Bassirou Diomaye Faye et les pôles-territoires : vers une nouvelle géopolitique du développement au Sénégal

Bassirou Diomaye Faye et les pôles-territoires : vers une nouvelle géopolitique du développement au Sénégal

La rencontre tenue ce 2 juillet 2026 entre le président Bassirou Diomaye Faye et les exécutifs territoriaux marque une étape majeure dans la mise en œuvre de l’Acte IV de la décentralisation. En présentant la nouvelle architecture des pôles-territoires, le Chef de l’État a réaffirmé sa volonté de rompre avec un modèle de développement historiquement centralisé pour bâtir un Sénégal plus équilibré, plus compétitif et davantage fondé sur les potentialités de ses territoires.

Cette réforme dépasse largement le cadre administratif. Elle traduit une véritable mutation de la pensée territoriale de l’État. Depuis l’indépendance, le développement du Sénégal s’est structuré autour d’une forte concentration des fonctions politiques, économiques, administratives, universitaires et portuaires à Dakar. Si cette centralisation a permis l’émergence d’une métropole régionale de premier plan, elle a également accentué les disparités territoriales, favorisé les migrations internes et limité la valorisation des immenses ressources dont disposent les autres régions.
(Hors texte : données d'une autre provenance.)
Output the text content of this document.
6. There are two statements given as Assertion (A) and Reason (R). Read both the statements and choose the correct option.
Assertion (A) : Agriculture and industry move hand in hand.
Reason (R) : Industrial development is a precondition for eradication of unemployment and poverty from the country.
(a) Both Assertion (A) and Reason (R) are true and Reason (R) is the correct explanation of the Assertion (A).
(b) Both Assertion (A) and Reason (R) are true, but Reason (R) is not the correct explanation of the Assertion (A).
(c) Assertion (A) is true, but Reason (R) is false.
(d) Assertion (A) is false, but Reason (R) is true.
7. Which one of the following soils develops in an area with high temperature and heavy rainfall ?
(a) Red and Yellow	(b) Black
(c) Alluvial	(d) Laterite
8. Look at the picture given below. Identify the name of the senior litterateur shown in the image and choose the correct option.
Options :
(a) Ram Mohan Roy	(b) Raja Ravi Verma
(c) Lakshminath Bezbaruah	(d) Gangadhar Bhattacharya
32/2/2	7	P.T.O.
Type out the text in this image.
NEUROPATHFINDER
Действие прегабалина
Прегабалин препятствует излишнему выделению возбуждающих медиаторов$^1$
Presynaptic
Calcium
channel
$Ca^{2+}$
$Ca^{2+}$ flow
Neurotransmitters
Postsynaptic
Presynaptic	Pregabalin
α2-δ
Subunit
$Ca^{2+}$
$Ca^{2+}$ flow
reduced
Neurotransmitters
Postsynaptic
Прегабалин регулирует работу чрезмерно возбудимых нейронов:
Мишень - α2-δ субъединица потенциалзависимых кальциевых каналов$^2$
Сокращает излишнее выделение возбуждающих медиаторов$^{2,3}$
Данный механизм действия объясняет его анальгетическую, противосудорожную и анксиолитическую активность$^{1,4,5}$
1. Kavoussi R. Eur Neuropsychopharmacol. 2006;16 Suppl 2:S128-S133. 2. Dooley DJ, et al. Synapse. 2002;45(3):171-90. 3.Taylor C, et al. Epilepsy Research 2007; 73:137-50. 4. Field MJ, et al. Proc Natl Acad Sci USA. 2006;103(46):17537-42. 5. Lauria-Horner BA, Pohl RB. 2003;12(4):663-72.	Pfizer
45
L’Acte IV propose une rupture avec cette logique. Le territoire n’est plus considéré comme un simple espace administratif chargé d’exécuter les politiques nationales. Il devient un acteur du développement, un espace de production, d’innovation, de compétitivité et d’investissement. En affirmant que « la transformation ne se décrète pas depuis Dakar », le président Bassirou Diomaye Faye pose les fondements d’un nouveau contrat territorial où chaque région est appelée à contribuer pleinement à la création de richesse nationale.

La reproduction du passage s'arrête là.